Several years ago I read a couple of interesting interviews with language designers, so my curiously was piqued by Masterminds of Programming: Conversations with the Creators of Major Programming Languages (Theory in Practice (O'Reilly)). While the title is pretentious, the premise was interesting in that here are 17 well-used languages, so what was the designer thinking? Why did he make the choices that he did?
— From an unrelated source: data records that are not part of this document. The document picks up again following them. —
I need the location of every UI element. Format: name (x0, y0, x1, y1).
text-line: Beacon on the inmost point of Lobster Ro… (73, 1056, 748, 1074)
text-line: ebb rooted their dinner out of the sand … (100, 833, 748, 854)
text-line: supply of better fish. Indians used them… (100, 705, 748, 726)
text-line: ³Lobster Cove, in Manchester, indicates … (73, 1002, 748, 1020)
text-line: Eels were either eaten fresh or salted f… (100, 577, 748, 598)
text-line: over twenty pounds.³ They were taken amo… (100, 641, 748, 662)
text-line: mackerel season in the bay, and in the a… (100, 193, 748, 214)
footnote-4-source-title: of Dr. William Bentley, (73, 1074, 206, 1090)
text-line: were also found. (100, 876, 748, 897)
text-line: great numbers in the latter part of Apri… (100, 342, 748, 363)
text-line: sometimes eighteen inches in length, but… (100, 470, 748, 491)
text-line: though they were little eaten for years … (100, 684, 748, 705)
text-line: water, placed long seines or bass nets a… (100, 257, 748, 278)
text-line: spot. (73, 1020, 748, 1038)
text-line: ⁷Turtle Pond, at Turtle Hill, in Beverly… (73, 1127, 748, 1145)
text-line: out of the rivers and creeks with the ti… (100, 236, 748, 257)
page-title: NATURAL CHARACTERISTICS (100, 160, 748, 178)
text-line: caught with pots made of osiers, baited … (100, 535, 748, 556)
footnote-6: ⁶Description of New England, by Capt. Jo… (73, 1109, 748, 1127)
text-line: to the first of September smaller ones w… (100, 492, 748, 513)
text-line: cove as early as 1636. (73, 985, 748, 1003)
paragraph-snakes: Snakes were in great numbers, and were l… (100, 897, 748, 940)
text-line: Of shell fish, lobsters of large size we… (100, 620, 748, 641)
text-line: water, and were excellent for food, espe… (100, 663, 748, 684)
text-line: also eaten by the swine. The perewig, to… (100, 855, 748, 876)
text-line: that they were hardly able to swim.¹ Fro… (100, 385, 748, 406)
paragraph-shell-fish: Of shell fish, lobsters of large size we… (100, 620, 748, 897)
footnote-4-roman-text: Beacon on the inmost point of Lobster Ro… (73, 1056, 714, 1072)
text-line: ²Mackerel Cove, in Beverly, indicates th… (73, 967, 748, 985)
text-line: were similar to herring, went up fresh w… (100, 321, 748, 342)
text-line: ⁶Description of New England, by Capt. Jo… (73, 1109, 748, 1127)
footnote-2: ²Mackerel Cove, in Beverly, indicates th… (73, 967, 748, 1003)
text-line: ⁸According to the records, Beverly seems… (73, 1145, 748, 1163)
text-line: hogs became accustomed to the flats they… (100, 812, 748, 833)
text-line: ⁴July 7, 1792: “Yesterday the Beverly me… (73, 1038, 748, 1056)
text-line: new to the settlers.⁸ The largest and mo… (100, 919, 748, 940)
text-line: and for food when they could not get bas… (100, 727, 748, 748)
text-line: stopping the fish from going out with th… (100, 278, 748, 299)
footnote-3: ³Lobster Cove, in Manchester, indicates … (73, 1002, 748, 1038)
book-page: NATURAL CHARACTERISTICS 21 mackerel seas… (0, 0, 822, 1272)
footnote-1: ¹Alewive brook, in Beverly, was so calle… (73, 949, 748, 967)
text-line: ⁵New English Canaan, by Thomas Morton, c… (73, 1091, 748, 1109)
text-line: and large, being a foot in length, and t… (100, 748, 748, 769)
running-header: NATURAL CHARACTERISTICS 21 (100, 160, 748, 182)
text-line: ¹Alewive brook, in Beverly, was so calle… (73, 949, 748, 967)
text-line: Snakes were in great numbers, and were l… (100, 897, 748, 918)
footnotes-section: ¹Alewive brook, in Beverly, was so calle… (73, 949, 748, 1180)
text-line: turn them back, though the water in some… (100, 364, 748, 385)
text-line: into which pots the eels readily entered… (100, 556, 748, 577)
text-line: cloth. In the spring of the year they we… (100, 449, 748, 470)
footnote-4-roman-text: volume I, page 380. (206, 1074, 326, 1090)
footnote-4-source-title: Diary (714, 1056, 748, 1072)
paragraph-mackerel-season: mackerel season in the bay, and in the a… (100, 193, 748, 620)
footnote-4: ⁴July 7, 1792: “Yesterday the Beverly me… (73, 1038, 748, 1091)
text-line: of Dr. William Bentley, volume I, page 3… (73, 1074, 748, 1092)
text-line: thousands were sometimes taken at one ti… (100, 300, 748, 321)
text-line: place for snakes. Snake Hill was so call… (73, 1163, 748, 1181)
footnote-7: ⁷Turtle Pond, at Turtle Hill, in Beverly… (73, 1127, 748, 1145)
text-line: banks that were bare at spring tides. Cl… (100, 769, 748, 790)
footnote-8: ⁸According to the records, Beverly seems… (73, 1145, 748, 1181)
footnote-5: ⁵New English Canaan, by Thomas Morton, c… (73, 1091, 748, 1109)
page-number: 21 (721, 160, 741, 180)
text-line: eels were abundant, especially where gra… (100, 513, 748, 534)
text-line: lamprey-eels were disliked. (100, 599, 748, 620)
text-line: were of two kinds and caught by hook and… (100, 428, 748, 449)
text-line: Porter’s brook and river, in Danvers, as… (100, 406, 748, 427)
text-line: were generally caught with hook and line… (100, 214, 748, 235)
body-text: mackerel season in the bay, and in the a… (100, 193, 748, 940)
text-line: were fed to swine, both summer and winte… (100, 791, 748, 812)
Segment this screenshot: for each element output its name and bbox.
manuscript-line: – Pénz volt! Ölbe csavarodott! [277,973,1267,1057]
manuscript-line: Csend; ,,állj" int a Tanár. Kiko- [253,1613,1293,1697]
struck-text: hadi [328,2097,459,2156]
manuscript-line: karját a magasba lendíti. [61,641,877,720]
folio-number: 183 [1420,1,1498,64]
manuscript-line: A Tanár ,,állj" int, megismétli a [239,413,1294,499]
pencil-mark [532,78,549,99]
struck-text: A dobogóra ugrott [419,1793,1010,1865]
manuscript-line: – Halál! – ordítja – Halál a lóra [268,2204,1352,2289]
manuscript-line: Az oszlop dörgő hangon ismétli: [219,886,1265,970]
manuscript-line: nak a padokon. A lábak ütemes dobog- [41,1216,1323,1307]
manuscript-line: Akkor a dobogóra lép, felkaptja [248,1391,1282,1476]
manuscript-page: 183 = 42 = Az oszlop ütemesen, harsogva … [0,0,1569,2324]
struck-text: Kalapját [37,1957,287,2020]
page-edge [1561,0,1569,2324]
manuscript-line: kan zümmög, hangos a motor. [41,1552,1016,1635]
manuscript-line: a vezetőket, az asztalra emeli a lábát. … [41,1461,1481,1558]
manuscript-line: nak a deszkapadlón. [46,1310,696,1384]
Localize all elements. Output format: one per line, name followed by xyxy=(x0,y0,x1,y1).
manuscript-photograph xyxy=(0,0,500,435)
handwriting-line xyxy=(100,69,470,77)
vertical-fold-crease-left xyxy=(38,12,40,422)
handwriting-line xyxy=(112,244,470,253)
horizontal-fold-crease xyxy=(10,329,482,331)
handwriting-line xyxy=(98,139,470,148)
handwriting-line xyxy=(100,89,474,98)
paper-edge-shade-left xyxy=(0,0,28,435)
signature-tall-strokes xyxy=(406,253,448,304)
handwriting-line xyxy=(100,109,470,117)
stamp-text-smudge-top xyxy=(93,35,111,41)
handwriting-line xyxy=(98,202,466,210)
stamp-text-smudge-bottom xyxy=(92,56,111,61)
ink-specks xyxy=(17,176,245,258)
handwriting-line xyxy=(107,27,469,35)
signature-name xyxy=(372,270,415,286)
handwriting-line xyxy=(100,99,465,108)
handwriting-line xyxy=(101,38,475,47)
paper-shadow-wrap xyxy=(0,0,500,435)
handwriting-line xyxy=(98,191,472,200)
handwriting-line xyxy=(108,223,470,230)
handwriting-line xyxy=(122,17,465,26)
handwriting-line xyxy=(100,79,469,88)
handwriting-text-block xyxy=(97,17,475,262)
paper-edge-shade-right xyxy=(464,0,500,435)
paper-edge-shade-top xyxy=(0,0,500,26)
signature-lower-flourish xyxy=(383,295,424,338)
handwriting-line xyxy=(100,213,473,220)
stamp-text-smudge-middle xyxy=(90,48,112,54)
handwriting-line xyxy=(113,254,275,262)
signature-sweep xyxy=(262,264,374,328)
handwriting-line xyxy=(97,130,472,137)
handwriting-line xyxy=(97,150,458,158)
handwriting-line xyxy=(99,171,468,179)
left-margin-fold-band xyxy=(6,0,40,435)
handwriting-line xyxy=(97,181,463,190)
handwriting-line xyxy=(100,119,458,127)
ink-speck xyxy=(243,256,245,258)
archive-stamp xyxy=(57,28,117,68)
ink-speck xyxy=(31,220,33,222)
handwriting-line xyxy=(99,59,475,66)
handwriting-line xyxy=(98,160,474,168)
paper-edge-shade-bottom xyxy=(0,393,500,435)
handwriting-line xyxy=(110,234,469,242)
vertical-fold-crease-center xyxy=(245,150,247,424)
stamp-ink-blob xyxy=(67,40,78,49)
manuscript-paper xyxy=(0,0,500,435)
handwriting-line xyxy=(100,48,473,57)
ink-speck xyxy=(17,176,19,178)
Alas, it was not quite to be. Interesting yes, but the discussions were sometimes more general involving all of computer science. Yet nearly every interview had memorable lines and claims; a few of which I shall reproduce here:
"C is a reasonably good language for compilers to generate, but the idea that humans beings should program in it is completely absurd." - Bertrand Meyer, Eiffel
"One of our programming languages guys proposed a competition in which people would program the same program in all three of those [languages] and we'd see .... It turned out the only thing we figured out is it all depended on where the brightest programmer went...." - Charles Geschke, PostScript
"A good programmer writes good code quickly. Good code is correct, compact and readable. 'Quickly' means hours to days."
and
"An operating system does absolutely nothing for you. As long as you had something - a subroutine called a disk driver, a subroutine called some kind of communication support, in the modern world, it doesn't do anything else." - Chuck Moore, FORTH
"I do recommend [C++] and not everybody is reluctant. In fact, I don't see much reluctance in [system software or embedded systems] beyond the natural reluctance to try something new in established organizations. Rather, I see steady and significant growth in C++ use."
and
"I have never seen a program that could be written better in C than in C++. I don't think such a program could exist." - Bjarne Stroustrup, C++
So now I go to Amazon to remove the book from the list to read, and record a score of 3 out of 5.